We absolutely see an increasing understanding of the challenge both in actively engaged projects as well as new conversations, why this problem is essential to solving, the desire to address the situation, and more adoption across medium to larger enterprises.
ET Bureau: Very often, in an enterprise, there is a clear gap between users and developers of technology. How can AI help to bridge that gap?
I used to run the global support centers for a large software vendor. Self-help and self- education for users at that time were limited. There was either a user manual that walks end-users thru step by step scenarios or “online” help. The online support was simplistic, where “how to use” content was delivered in the context of the GUI screen to the end-user. In addition, there may have been education courses/workshops to teach the proper/prevalent use cases. These are all generally very heavy in implementation and usage, taking time from the developers of the technology to cast themselves in the mindset of the end-user (to develop content) and also time-consuming for the end-user to either read or attend sessions. It was not always productive or valuable.

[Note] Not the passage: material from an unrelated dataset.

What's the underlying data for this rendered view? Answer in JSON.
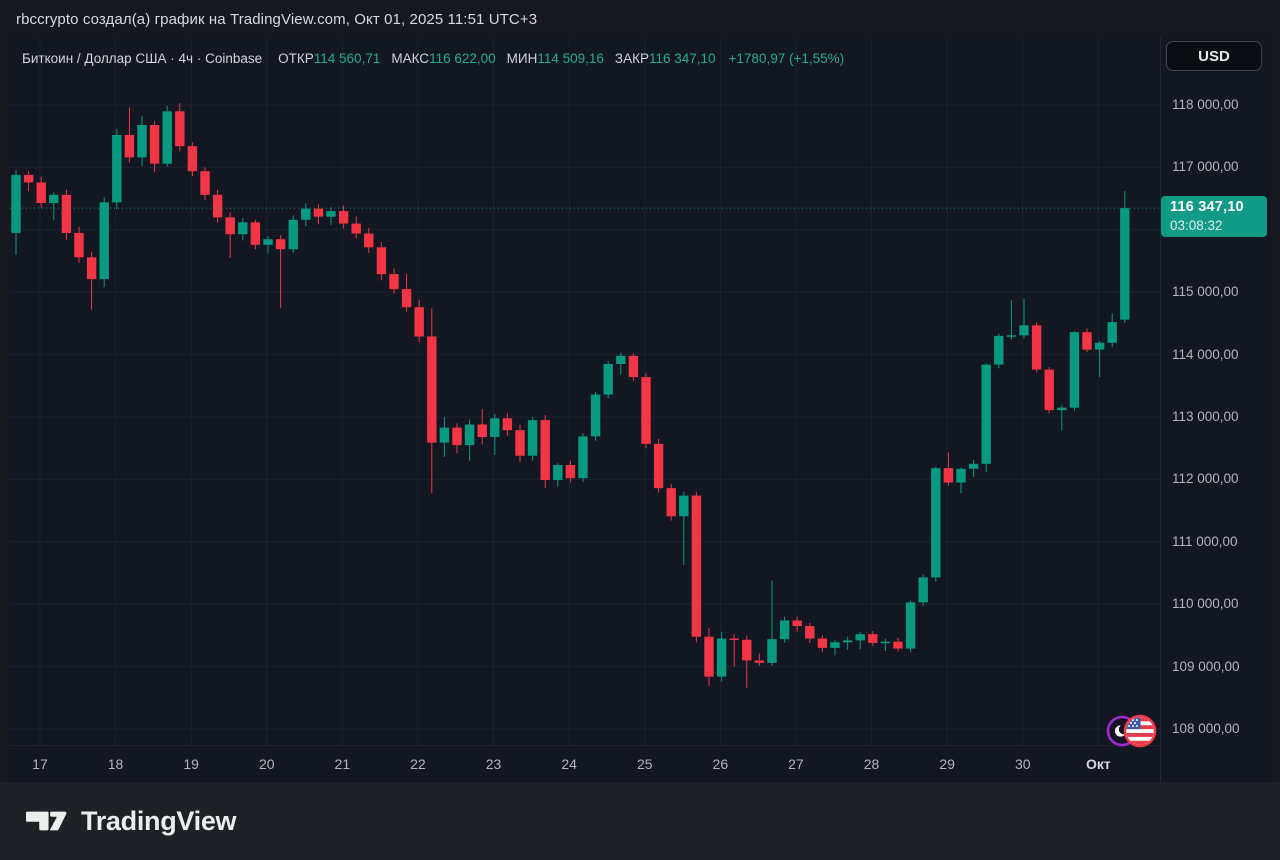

Fast forward to 2020, where AI is transforming the world– including service and support management, where AI can deliver an intelligent mediation element. By leveraging the knowledge mentioned previously, AI can provide a common pattern context in an evolving vocabulary, intent, and content framework. This allows the disambiguation of available content between the service provider and the service consumer to get the right answer at the right time.
ET Bureau: What value do you see AI adding to the process of service automation? What could be the biggest challenges to watch out for in the adaption of automated services?
The simple value of leveraging AI with service automation is getting the right answer or action at the right time. There are many areas in our daily support and service interactions where we can speed up responses and automate them. From simple actions like password resets to more complicated and more enduring interactions in a business like an HR request for benefits information or time off.
I believe a key challenge to the adaption of more automation will be around “trust”. This applies to the organization implementing the technology as well as from the end-user. It is important to trust the process and trust that the relevant knowledge is served up. An auditable virtual agent should allow automated services to be reviewed and validated periodically. An administrator can review a dashboard to view how things are presented, what was done, and if it was successful, etc. As we increase expectations around response times and service excellence, just as with human labor, trust is an essential threshold for digital labor solutions to excel.